The question I'd like to ask is about the relevance of higher order derivatives in determining the behaviour of a function around a critical point in the multivariate case. The question occurs towards the end and I am going to try to be clear about what I get and what I don't get.
Now in a single variable case, we know from Taylor expansion around the critical point that
\Delta y=\frac{1}{2}f''(x_{0})(x-x_{0})^2+R
where R is the remainder term which goes to zero one degree faster than the quadratic term, thus if f''(x_{0})=0, the behaviour around the critical point, i.e. the sign of $\Delta y$ is determined by the sign of the third derivative, assuming that its non zero and so on.
In two variable case, we know from Taylor expansion around the critical point that
$\Delta y=\frac{1}{2}f_{xx}(x_{0},y_{0})(x-x_{0})^2+f_{xy}(x_{0},y_{0})(x-x_{0})(y-y_{0})+\frac{1}{2}f_{yy}(x_{0},y_{0})(y-y_{0})^2+R$
Now if the determinant of the Hessian matrix is strictly positive, then depending on the sign of $f_{xx}$, delta y is always positive or negative so we either have a local minimum or a local maximum. Similarly, if the determinant of the Hessian is strictly negative, then there are some (x,y) where the change is positive, and some (x,y) where the change is negative, so the critical point is a saddle point.
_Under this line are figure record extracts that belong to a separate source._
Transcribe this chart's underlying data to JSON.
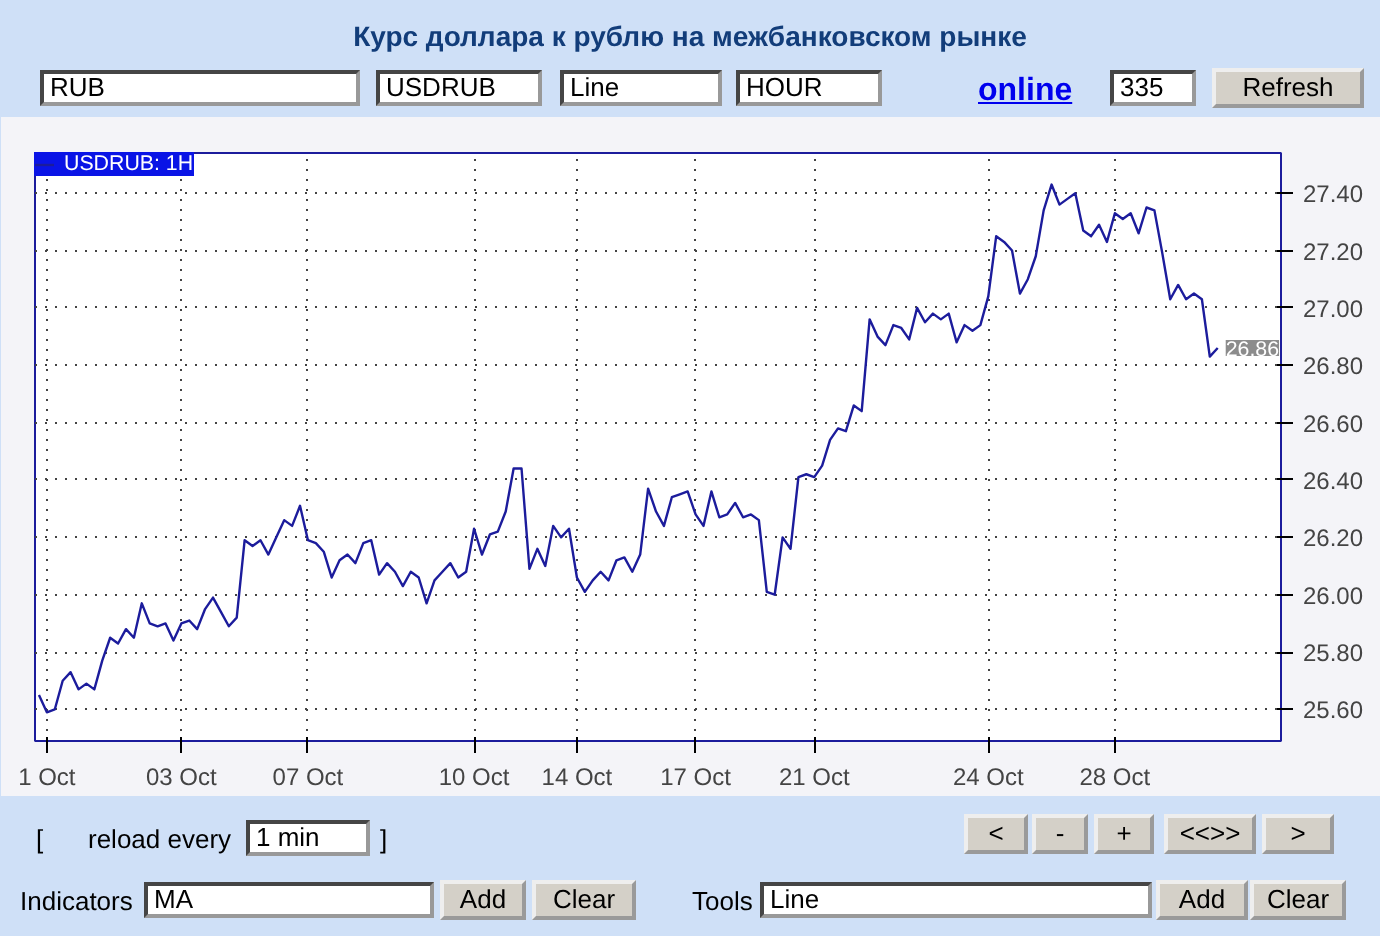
{
  "chart_data": {
    "type": "line",
    "title": "Курс доллара к рублю на межбанковском рынке",
    "categories": [
      null,
      "1 Oct",
      null,
      null,
      null,
      null,
      null,
      null,
      null,
      null,
      null,
      null,
      null,
      null,
      null,
      null,
      null,
      null,
      "03 Oct",
      null,
      null,
      null,
      null,
      null,
      null,
      null,
      null,
      null,
      null,
      null,
      null,
      null,
      null,
      null,
      "07 Oct",
      null,
      null,
      null,
      null,
      null,
      null,
      null,
      null,
      null,
      null,
      null,
      null,
      null,
      null,
      null,
      null,
      null,
      null,
      null,
      null,
      "10 Oct",
      null,
      null,
      null,
      null,
      null,
      null,
      null,
      null,
      null,
      null,
      null,
      null,
      "14 Oct",
      null,
      null,
      null,
      null,
      null,
      null,
      null,
      null,
      null,
      null,
      null,
      null,
      null,
      null,
      "17 Oct",
      null,
      null,
      null,
      null,
      null,
      null,
      null,
      null,
      null,
      null,
      null,
      null,
      null,
      null,
      "21 Oct",
      null,
      null,
      null,
      null,
      null,
      null,
      null,
      null,
      null,
      null,
      null,
      null,
      null,
      null,
      null,
      null,
      null,
      null,
      null,
      null,
      null,
      "24 Oct",
      null,
      null,
      null,
      null,
      null,
      null,
      null,
      null,
      null,
      null,
      null,
      null,
      null,
      null,
      null,
      "28 Oct",
      null,
      null,
      null,
      null,
      null,
      null,
      null,
      null,
      null,
      null,
      null,
      null,
      null
    ],
    "series": [
      {
        "name": "USDRUB: 1H",
        "color": "#1c1c9c",
        "values": [
          25.65,
          25.59,
          25.6,
          25.7,
          25.73,
          25.67,
          25.69,
          25.67,
          25.77,
          25.85,
          25.83,
          25.88,
          25.85,
          25.97,
          25.9,
          25.89,
          25.9,
          25.84,
          25.9,
          25.91,
          25.88,
          25.95,
          25.99,
          25.94,
          25.89,
          25.92,
          26.19,
          26.17,
          26.19,
          26.14,
          26.2,
          26.26,
          26.24,
          26.31,
          26.19,
          26.18,
          26.15,
          26.06,
          26.12,
          26.14,
          26.11,
          26.18,
          26.19,
          26.07,
          26.11,
          26.08,
          26.03,
          26.08,
          26.06,
          25.97,
          26.05,
          26.08,
          26.11,
          26.06,
          26.08,
          26.23,
          26.14,
          26.21,
          26.22,
          26.29,
          26.44,
          26.44,
          26.09,
          26.16,
          26.1,
          26.24,
          26.2,
          26.23,
          26.06,
          26.01,
          26.05,
          26.08,
          26.05,
          26.12,
          26.13,
          26.08,
          26.14,
          26.37,
          26.29,
          26.24,
          26.34,
          26.35,
          26.36,
          26.28,
          26.24,
          26.36,
          26.27,
          26.28,
          26.32,
          26.27,
          26.28,
          26.26,
          26.01,
          26.0,
          26.2,
          26.16,
          26.41,
          26.42,
          26.41,
          26.45,
          26.54,
          26.58,
          26.57,
          26.66,
          26.64,
          26.96,
          26.9,
          26.87,
          26.94,
          26.93,
          26.89,
          27.0,
          26.95,
          26.98,
          26.96,
          26.98,
          26.88,
          26.94,
          26.92,
          26.94,
          27.04,
          27.25,
          27.23,
          27.2,
          27.05,
          27.1,
          27.18,
          27.34,
          27.43,
          27.36,
          27.38,
          27.4,
          27.27,
          27.25,
          27.29,
          27.23,
          27.33,
          27.31,
          27.33,
          27.26,
          27.35,
          27.34,
          27.19,
          27.03,
          27.08,
          27.03,
          27.05,
          27.03,
          26.83,
          26.86
        ]
      }
    ],
    "ylim": [
      25.49,
      27.54
    ],
    "yticks": [
      {
        "value": 25.6,
        "label": "25.60"
      },
      {
        "value": 25.8,
        "label": "25.80"
      },
      {
        "value": 26.0,
        "label": "26.00"
      },
      {
        "value": 26.2,
        "label": "26.20"
      },
      {
        "value": 26.4,
        "label": "26.40"
      },
      {
        "value": 26.6,
        "label": "26.60"
      },
      {
        "value": 26.8,
        "label": "26.80"
      },
      {
        "value": 27.0,
        "label": "27.00"
      },
      {
        "value": 27.2,
        "label": "27.20"
      },
      {
        "value": 27.4,
        "label": "27.40"
      }
    ],
    "grid": true,
    "legend": "top left",
    "line_style": "solid",
    "marker": "none",
    "annotations": [
      "26.86",
      "RUB",
      "USDRUB",
      "Line",
      "HOUR",
      "online",
      "335",
      "Refresh",
      "[",
      "reload every",
      "1 min",
      "]",
      "<",
      "-",
      "+",
      "<<>>",
      ">",
      "Indicators",
      "MA",
      "Add",
      "Clear",
      "Tools",
      "Line",
      "Add",
      "Clear"
    ]
  }
}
Now what I don't get is, if the determinant is zero, then the polynomial becomes
$\Delta y=\frac{1}{2}f_{xx}(x_{0},y_{0})((x-x_{0})+\frac{f_{xy}(x_{0},y_{0})}{f_{xx}(x_{0},y_{0})}(y-y_{0}))^2+R$
(completing the squares) for which the quadratic part is always positive or always negative, assuming that $f_{xx}(x_{0},y_{0})$ is non-zero (I don't have any problems with the case when it is zero). So how come the higher-order derivatives are relevant, since always positive or always negative implies local min or local max? The common explanation is that "the derivative is degenerate in one direction so the behaviour in that direction is determined by the higher order terms". I don't get this explanation from the expression above.
Thanks.
Note: I can get the intuition of the examples where partials drop down completely easily, i.e. for the ones where if you expand and take a Taylor expansion around (0,0), all the partials of second and third (or k-1th) order drops, so you are only left with the 4th (or kth) order term, which determines the behaviour of the function around (0,0).
The examples that throw my intuition off are the ones (unfortunately, I can't provide an explicit function), where $f_{xx}(critical)\neq 0,f_{yy}(critical)\neq 0,f_{xy}(critical)\neq 0 $, but $f_{xx}(critical)f_{yy}(critical)-f_{xy}(critical)^2=0$. In those cases, the second order part of the Taylor expansion drops only partially, not completely. Is that because it loses part of it, it stops dominating the effects of higher order terms?